Since December, I’ve been trying to manifest this guy I have a huge crush on, but nothing seems to be working. I managed to manifest two meetings, a couple of months apart, even before I discovered the law of assumption. About a week before seeing him again, I started doing affirmations, thinking everything would go well, but he decided to end things simply because he didn’t like me.
I had some terrible weeks, until I decided to really dig deeper into the situation. I discovered Sammy and other creators like her who talk about self-concept. So I started working on that, because I realized the main issue was the way I saw myself, someone who isn’t chosen, or who always attracts people I don’t want, and when I do want someone, they don’t feel the same.
It seemed like things were getting better: an ex from five years ago came back, repeating the same things I had been affirming for my specific person, and two other guys showed interest in me, but still not him. I kept going with affirmations, less than before because I didn’t feel the same need, until I saw my SP again, and everything went the opposite way of what I wanted. He completely ignored me, as if I didn’t exist.

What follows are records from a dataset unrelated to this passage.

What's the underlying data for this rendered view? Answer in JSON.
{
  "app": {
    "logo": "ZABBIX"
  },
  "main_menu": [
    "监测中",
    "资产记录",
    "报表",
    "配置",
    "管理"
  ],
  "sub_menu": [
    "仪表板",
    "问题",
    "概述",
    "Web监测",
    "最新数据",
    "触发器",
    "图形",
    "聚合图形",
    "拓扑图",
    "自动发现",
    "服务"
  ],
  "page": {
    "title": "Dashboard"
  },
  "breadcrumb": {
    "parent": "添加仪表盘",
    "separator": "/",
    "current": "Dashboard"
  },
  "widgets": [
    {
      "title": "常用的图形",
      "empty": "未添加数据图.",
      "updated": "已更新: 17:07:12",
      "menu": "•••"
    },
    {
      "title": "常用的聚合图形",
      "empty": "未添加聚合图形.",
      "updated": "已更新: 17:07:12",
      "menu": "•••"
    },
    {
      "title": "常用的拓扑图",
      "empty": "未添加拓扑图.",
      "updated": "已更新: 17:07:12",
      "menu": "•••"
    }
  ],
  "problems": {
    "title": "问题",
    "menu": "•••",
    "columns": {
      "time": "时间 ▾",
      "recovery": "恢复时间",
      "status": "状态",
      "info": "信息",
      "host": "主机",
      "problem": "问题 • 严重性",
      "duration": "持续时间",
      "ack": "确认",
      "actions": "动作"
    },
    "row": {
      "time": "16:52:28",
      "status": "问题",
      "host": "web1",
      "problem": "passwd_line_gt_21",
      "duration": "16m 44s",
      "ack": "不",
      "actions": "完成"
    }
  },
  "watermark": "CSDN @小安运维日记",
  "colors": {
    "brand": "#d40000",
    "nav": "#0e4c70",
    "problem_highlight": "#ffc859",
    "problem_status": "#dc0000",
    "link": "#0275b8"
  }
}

I don’t know what I’m doing wrong, and I don’t understand why it’s so easy to get everything else, but not him, not even a message from him.
I know the 3D is just delayed, but why does it feel instant with some things, and like it takes forever with him?
I’m starting to lose hope, and maybe to think that I should just let it go. I know I am the universe and everything conforms to what I say, but when I see the opposite, I start wondering if what I’m seeing is just coincidence, or if I’m actually manifesting at all. Is there something I’m missing?